The bill also means curtains for the piggy private student loan industry, which spent at least $62 million this past decade lobbying against it and other reforms. With their last gasps, loan giants like Sallie Mae cynically tried to argue that the bill would scrap thousands of jobs at “a time when our country can least afford to lose them.” In fact, says Lauren Asher at the Project on Student Debt, “the bill would actually create jobs since the direct loan program requires that all servicers operate in the US.” In anticipation of the legislation’s passage, Sallie Mae recently moved 3,400 loan servicing jobs back to the US from overseas outsourcing centers.
The problem with the bill, however, is that for current students like Ford, some of these changes will be too little, too late. Here’s how the legislation could help her. She could be eligible for more loans at lower rates (the direct lending kicks in this summer)–that’s an undeniable and immediate good that could allow her to attend college next year. Since the confusing and sometimes misleading torrent of solicitations from private lenders will be eliminated, the process for applying for those loans will be streamlined and more transparent. That’s good for Ford, who says she “spends hours counting every dollar” and navigating the current loan and grant maze. Ford says she doesn’t mind taking out loans to finance her future, as long as she knows she can pay them off. Lower and clearer interest rates will help her make these calculations.
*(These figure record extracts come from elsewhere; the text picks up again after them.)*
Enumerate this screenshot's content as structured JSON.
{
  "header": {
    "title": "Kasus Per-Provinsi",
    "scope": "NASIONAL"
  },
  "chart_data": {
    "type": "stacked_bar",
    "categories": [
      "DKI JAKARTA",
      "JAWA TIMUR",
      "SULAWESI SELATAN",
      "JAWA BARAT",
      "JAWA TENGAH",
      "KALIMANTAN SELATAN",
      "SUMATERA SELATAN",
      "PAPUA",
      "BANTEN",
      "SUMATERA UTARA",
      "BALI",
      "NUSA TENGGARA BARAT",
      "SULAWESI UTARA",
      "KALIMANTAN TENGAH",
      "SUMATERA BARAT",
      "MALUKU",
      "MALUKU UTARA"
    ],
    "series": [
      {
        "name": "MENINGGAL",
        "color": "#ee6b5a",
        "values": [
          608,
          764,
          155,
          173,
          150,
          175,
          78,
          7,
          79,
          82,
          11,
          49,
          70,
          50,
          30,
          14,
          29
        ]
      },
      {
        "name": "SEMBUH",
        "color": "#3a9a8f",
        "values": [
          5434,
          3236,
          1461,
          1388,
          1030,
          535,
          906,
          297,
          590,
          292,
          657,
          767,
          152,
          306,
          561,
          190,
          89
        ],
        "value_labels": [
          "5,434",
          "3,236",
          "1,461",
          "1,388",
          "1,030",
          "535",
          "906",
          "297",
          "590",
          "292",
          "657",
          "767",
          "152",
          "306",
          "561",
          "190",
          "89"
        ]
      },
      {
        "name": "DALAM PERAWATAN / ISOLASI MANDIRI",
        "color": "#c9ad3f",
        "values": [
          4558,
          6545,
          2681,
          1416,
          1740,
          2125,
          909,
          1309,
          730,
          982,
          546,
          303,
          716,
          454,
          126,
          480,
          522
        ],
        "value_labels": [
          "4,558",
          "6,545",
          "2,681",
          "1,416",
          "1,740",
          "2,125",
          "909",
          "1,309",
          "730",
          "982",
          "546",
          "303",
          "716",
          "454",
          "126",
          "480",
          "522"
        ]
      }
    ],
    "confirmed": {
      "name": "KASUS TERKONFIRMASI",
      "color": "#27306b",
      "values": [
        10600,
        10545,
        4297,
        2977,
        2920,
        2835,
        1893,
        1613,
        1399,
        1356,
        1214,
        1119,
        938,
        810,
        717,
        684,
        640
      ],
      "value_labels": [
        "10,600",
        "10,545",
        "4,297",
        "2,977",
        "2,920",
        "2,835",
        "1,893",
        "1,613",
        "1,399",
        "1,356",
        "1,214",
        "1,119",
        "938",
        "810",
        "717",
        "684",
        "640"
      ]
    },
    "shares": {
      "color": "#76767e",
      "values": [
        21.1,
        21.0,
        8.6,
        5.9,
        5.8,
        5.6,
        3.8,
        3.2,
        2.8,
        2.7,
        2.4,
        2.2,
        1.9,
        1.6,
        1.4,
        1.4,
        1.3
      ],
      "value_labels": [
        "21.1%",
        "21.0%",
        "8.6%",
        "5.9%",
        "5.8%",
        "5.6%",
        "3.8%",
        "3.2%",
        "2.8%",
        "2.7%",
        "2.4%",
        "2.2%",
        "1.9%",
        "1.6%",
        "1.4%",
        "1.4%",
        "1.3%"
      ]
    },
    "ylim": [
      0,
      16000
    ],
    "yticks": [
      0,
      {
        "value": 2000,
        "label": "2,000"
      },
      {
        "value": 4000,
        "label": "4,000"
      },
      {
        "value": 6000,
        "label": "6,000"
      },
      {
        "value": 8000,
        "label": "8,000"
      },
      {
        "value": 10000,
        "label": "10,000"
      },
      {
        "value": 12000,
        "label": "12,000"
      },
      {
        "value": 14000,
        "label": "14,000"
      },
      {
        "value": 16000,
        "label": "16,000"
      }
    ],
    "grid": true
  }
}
Ford also receives a Pell grant, but alas, the increase won’t mean much new help for her. The bill ups the maximum grant from $5,550 in 2010-11 to $5,975 by 2020 (down from $6,900 in the original legislation)–so Ford won’t see any real boost by the time she graduates, and neither will future students really. Still, just by mandating increases tied to inflation, the bill assures Ford that the Pell grants will keep coming (unlike the Promise Scholarship that was suddenly cut) and that their value won’t erode at the drastic rate they have been. According to Asher, Pell grants covered 75 percent of college costs in the late ’70s, now they cover about 35 percent.
As for the expanded income based repayment program–it could have potentially meant the biggest help for Ford, who says she wants to go into public service when she graduates and some day run for Congress. By linking repayments to income, it mitigates the soul-destroying, civic sphere-shrinking effects of high student debt, which forces students to seek out more lucrative careers over ones like teaching, community organizing and, yes, governing. Unfortunately, the program doesn’t go into effect until 2014.
Still, I suspect that Ford is ecstatic that the measure passed. When I talked to her on Tuesday she was hard at work “convincing my government that I deserve an education.” She was doing it, she said, because of her own circumstances but also because she was thinking about “all the students who must be in an even worse situation.” If this bill works as planned, the low- and middle-income students who come to Eastern Michigan as freshmen when Ford is a wise senior will, in fact, be in a better situation–thanks in part to the thousands of student activists like Ford who fought the bank lobby—and won.